HILL AIR FORCE BASE, Utah — Chalk up another win for Hill personnel with the Air Force Nuclear Weapons Center ICBM Systems Directorate. The unit, with its headquarters at Kirtland Air Force Base, New Mexico, recently received the Air Force Organizational Excellence Award for the fifth time since the center stood up in 2006.

“We manage 30 acquisition programs and hundreds of sustainment programs valued at more than $10 billion, ensuring our nation’s most powerful weapons are never doubted and always feared,” said Maj. Gen. Shaun Morris, AFNWC commander and Air Force program executive officer for strategic systems. The center’s AFOEA awards now span eight consecutive years, from 2009 to 2016.

“Our efforts during the award period were also integral to the sustainment of two legs of the United States’ nuclear triad in 2016, including the Minuteman III ICBM,” Morris said. For example, a 970-member team supported the sustainment of 450 ICBMs at locations spanning several states and three missile wings.

“The team helped ensure a more than 99-percent alert rate, the single highest sustained alert rate in ICBM history,” Morris said.

They also direct the Ground Based Strategic Deterrent program, the follow-on system to replace the aging LGM-30 Minuteman III ICBM. The new GBSD weapon system will meet existing nuclear deterrence requirements, while having the adaptability and flexibility to affordably address changing technology and threat environments through 2075, according to Morris. Deployment is projected to begin in the late 2020s.

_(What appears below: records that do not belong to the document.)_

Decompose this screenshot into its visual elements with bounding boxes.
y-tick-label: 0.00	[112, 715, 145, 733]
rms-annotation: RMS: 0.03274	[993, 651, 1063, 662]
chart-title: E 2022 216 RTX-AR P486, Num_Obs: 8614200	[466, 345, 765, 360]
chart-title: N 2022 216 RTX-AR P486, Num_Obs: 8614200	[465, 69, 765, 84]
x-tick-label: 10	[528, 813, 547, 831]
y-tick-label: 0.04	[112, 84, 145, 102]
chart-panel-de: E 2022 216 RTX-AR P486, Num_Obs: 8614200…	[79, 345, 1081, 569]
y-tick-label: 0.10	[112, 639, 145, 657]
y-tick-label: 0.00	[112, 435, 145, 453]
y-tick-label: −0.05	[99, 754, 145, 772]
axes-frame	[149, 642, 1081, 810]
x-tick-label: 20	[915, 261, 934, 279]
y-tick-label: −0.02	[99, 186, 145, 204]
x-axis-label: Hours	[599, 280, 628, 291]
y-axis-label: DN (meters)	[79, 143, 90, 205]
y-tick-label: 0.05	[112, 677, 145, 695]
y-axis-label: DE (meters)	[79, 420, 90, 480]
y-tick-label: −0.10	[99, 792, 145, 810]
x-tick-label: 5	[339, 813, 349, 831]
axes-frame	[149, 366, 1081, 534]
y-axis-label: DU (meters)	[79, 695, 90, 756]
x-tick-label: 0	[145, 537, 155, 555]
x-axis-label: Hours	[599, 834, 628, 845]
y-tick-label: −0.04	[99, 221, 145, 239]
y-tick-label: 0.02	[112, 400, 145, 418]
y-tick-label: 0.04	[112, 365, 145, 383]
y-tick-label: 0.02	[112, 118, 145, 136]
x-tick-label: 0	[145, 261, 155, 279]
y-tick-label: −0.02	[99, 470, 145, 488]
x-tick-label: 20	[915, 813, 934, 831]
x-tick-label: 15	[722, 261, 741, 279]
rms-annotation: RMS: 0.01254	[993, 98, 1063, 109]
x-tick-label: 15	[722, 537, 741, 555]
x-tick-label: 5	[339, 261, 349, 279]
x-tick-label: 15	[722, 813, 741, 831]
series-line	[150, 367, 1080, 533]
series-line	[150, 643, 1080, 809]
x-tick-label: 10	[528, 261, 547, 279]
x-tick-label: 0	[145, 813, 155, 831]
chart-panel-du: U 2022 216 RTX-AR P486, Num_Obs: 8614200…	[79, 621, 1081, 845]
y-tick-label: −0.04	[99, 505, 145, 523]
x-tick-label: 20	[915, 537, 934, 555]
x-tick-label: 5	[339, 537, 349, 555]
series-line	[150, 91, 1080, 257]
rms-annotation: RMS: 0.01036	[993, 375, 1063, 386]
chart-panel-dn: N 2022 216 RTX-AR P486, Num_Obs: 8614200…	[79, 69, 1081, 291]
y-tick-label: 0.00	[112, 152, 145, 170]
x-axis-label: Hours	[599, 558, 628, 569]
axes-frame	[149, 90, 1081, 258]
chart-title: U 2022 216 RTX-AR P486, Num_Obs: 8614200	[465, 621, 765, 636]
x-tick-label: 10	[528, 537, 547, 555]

During 2016, the center initiated the Long Range Standoff Weapon program, the replacement for the aging AGM-86B Air Launched Cruise Missile. LRSO’s range, survivability, reliability and credibility are key elements of the air-delivered leg of the U.S. nuclear triad, according to Morris. The Air Force plans to start fielding LRSO by 2030.

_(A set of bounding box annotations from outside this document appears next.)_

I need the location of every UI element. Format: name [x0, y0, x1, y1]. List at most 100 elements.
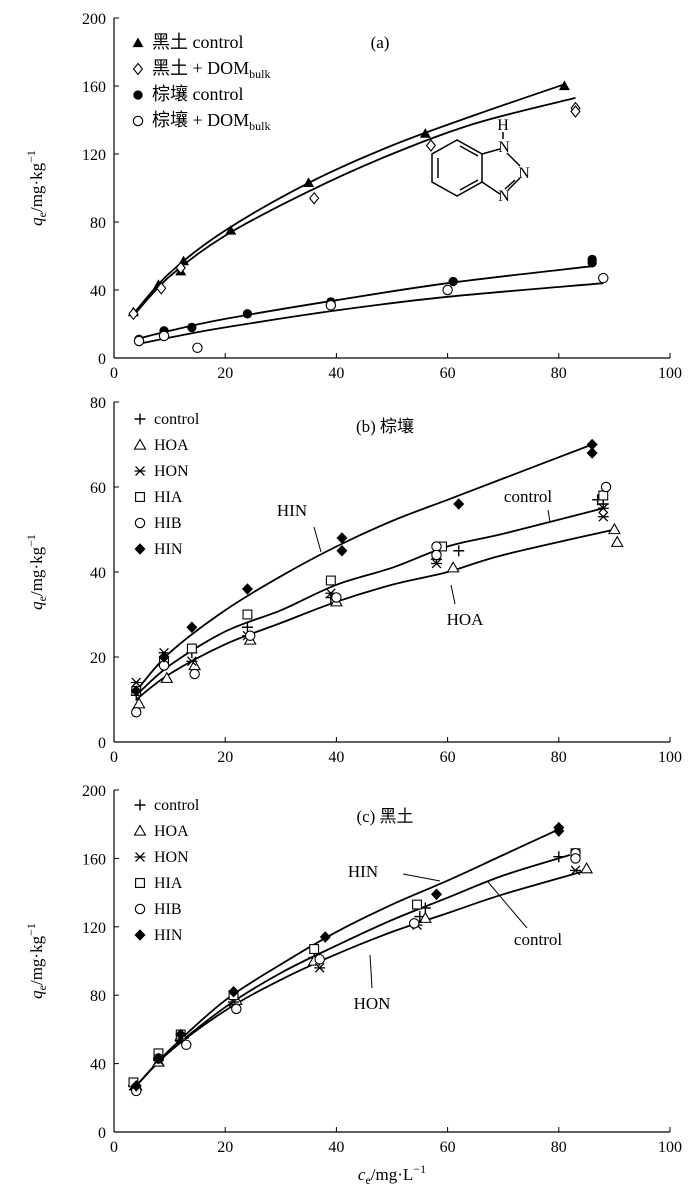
data-point: [309, 944, 320, 954]
x-axis-label: ce/mg·L−1: [358, 1162, 426, 1187]
data-point: [570, 105, 581, 118]
bond: [506, 152, 521, 167]
y-axis-label: qe/mg·kg−1: [24, 150, 49, 226]
data-point: [430, 888, 442, 901]
x-tick-label: 20: [217, 749, 233, 766]
legend-label: 棕壤 + DOMbulk: [152, 110, 271, 133]
fit-curve-2: [135, 854, 571, 1087]
legend-label: 黑土 + DOMbulk: [152, 58, 271, 81]
data-point: [442, 284, 453, 296]
curve-annotation: HIN: [348, 862, 378, 881]
legend-label: HIN: [154, 541, 183, 558]
y-tick-label: 80: [90, 215, 106, 232]
legend-marker: [134, 852, 146, 862]
data-point: [336, 544, 348, 557]
data-point: [241, 583, 253, 595]
data-point: [303, 177, 315, 188]
data-point: [431, 541, 442, 552]
atom-label: N: [498, 188, 510, 205]
curve-annotation: HON: [354, 994, 391, 1013]
data-point: [453, 498, 465, 510]
y-tick-label: 0: [98, 1125, 106, 1142]
legend-marker: [132, 115, 144, 127]
double-bond: [459, 145, 479, 157]
curve-annotation: control: [504, 487, 552, 506]
data-point: [244, 630, 256, 641]
bond: [507, 177, 521, 191]
legend-label: HIB: [154, 515, 182, 532]
data-point: [242, 309, 253, 319]
legend-marker: [134, 929, 146, 941]
data-point: [175, 261, 186, 275]
fit-curve-3: [135, 265, 593, 341]
y-tick-label: 80: [90, 395, 106, 412]
y-tick-label: 60: [90, 480, 106, 497]
data-point: [130, 685, 142, 697]
data-point: [331, 592, 342, 603]
data-point: [418, 911, 432, 923]
data-point: [160, 671, 174, 683]
x-tick-label: 60: [440, 749, 456, 766]
annotation-leader: [487, 881, 528, 929]
panel-title: (c) 黑土: [356, 807, 413, 826]
data-point: [569, 865, 581, 876]
data-point: [186, 643, 197, 654]
data-point: [130, 1080, 142, 1092]
benzene-ring: [431, 139, 483, 197]
x-tick-label: 60: [440, 1139, 456, 1156]
curve-annotation: HIN: [277, 501, 307, 520]
x-tick-label: 0: [110, 749, 118, 766]
legend-label: HIA: [154, 489, 183, 506]
x-tick-label: 0: [110, 1139, 118, 1156]
data-point: [152, 1052, 164, 1065]
x-tick-label: 60: [440, 365, 456, 382]
series-2: [129, 862, 594, 1091]
data-point: [597, 503, 609, 514]
data-point: [587, 258, 597, 268]
legend-marker: [134, 413, 146, 425]
data-point: [186, 621, 198, 634]
data-point: [586, 447, 598, 459]
data-point: [181, 1039, 192, 1051]
data-point: [586, 438, 598, 451]
fit-curve-1: [135, 443, 593, 692]
legend-label: 黑土 control: [152, 32, 244, 52]
data-point: [425, 139, 437, 152]
fit-curve-4: [136, 282, 604, 346]
legend-label: HIA: [154, 875, 183, 892]
annotation-leader: [369, 954, 373, 989]
data-point: [419, 128, 431, 138]
legend: control HOA HON HIA HIB HIN: [133, 411, 200, 558]
data-point: [553, 825, 565, 837]
data-point: [130, 677, 142, 688]
data-point: [189, 668, 200, 680]
y-tick-label: 0: [98, 735, 106, 752]
fit-curve-1: [132, 83, 565, 315]
x-tick-label: 100: [658, 749, 682, 766]
data-point: [314, 962, 326, 973]
y-tick-label: 0: [98, 351, 106, 368]
x-tick-label: 100: [658, 1139, 682, 1156]
curve-annotation: HOA: [447, 610, 485, 629]
data-point: [187, 322, 197, 333]
x-tick-label: 40: [328, 749, 344, 766]
data-point: [446, 561, 460, 573]
series-4: [131, 490, 609, 696]
legend-label: 棕壤 control: [152, 84, 244, 104]
y-tick-label: 160: [82, 851, 106, 868]
curve-annotation: control: [514, 930, 562, 949]
legend-marker: [133, 438, 147, 450]
data-point: [409, 918, 420, 929]
panel-title: (b) 棕壤: [356, 416, 414, 436]
y-axis-label: qe/mg·kg−1: [24, 534, 49, 610]
data-point: [131, 707, 142, 718]
annotation-leader: [450, 584, 456, 605]
data-point: [241, 621, 253, 633]
data-point: [225, 225, 237, 235]
x-tick-label: 80: [551, 1139, 567, 1156]
data-point: [597, 511, 609, 522]
legend-marker: [133, 824, 147, 836]
panel-a: 0 20 40 60 80 100 0 40 80 120 160 200 qe/mg·kg−1 (a) 黑…: [24, 11, 682, 382]
bond: [481, 181, 501, 195]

The center also managed a $44-million effort to integrate the B61-12 nuclear gravity bomb with the F-15E Strike Eagle and the B-2 Spirit aircraft.

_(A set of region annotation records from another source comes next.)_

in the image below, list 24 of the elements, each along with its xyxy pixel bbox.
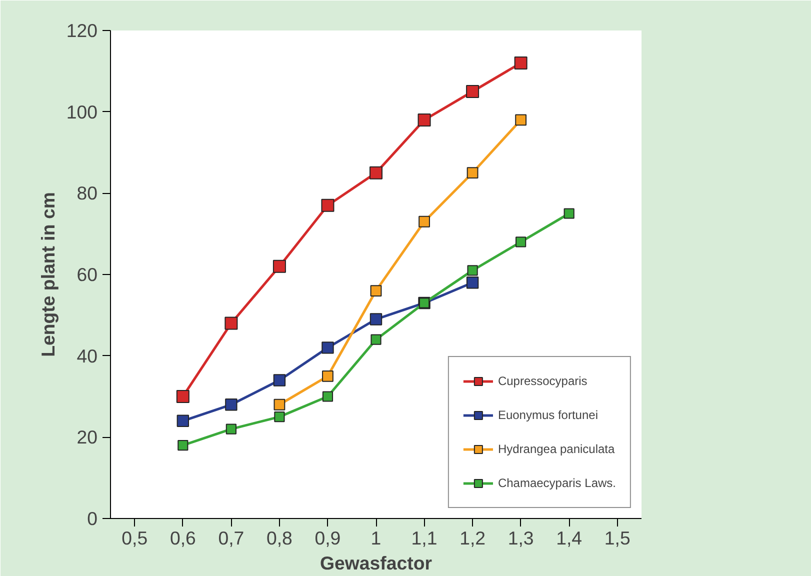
x-tick-label: 0,6	[170, 528, 196, 548]
x-tick-label: 0,9	[314, 528, 341, 548]
y-tick-label: 80	[76, 182, 98, 204]
x-tick-label: 1	[370, 528, 382, 548]
x-tick-label: 1,4	[556, 528, 582, 548]
x-tick-label: 1,2	[460, 528, 486, 548]
x-tick-label: 1,1	[411, 528, 438, 548]
x-tick-label: 0,7	[218, 528, 244, 548]
legend-label: Hydrangea paniculata	[498, 442, 615, 456]
x-tick-label: 0,5	[122, 528, 148, 548]
legend-label: Chamaecyparis Laws.	[498, 476, 616, 490]
x-tick-label: 1,5	[604, 528, 630, 548]
x-tick-label: 1,3	[508, 528, 534, 548]
y-tick-label: 100	[66, 101, 98, 122]
y-tick-label: 60	[76, 264, 98, 285]
x-axis-title: Gewasfactor	[320, 552, 432, 574]
y-tick-label: 40	[76, 345, 98, 366]
y-tick-label: 120	[66, 20, 98, 41]
x-tick-label: 0,8	[266, 528, 292, 548]
y-tick-label: 0	[87, 508, 98, 529]
legend-label: Cupressocyparis	[498, 374, 588, 388]
y-axis-title: Lengte plant in cm	[37, 192, 58, 357]
legend-label: Euonymus fortunei	[498, 408, 598, 422]
y-tick-label: 20	[76, 426, 98, 448]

In addition, AFNWC nuclear experts led the update of the nuclear delivery technical orders for four aircraft, providing safe escape guidance to aircrews and U.S. Strategic Command.

During the year, center experts conducted an Air-Force-wide health assessment of nuclear command-and-control communication (NC3) systems. They assessed more than 60 NC3 systems valued at over $15 billion.

Several of the center’s organizations received significant recognition in 2016, which contributed to AFNWC winning the current award.

Military and civilian members assigned or attached to AFNWC from Jan. 1 to Dec. 31, 2016, are authorized to wear the AFOEA ribbon. Anyone with questions about wearing the ribbon should contact their local force support squadron or manpower and personnel office.

The AFNWC has about 1,100 personnel assigned to 18 locations worldwide, including at Hanscom AFB, Massachusetts; Hill AFB, Utah; Eglin AFB, Florida; and Tinker AFB, Oklahoma, as well as at several embed locations throughout the United States and Europe.

(75th Air Base Wing Public Affairs contributed to this article.)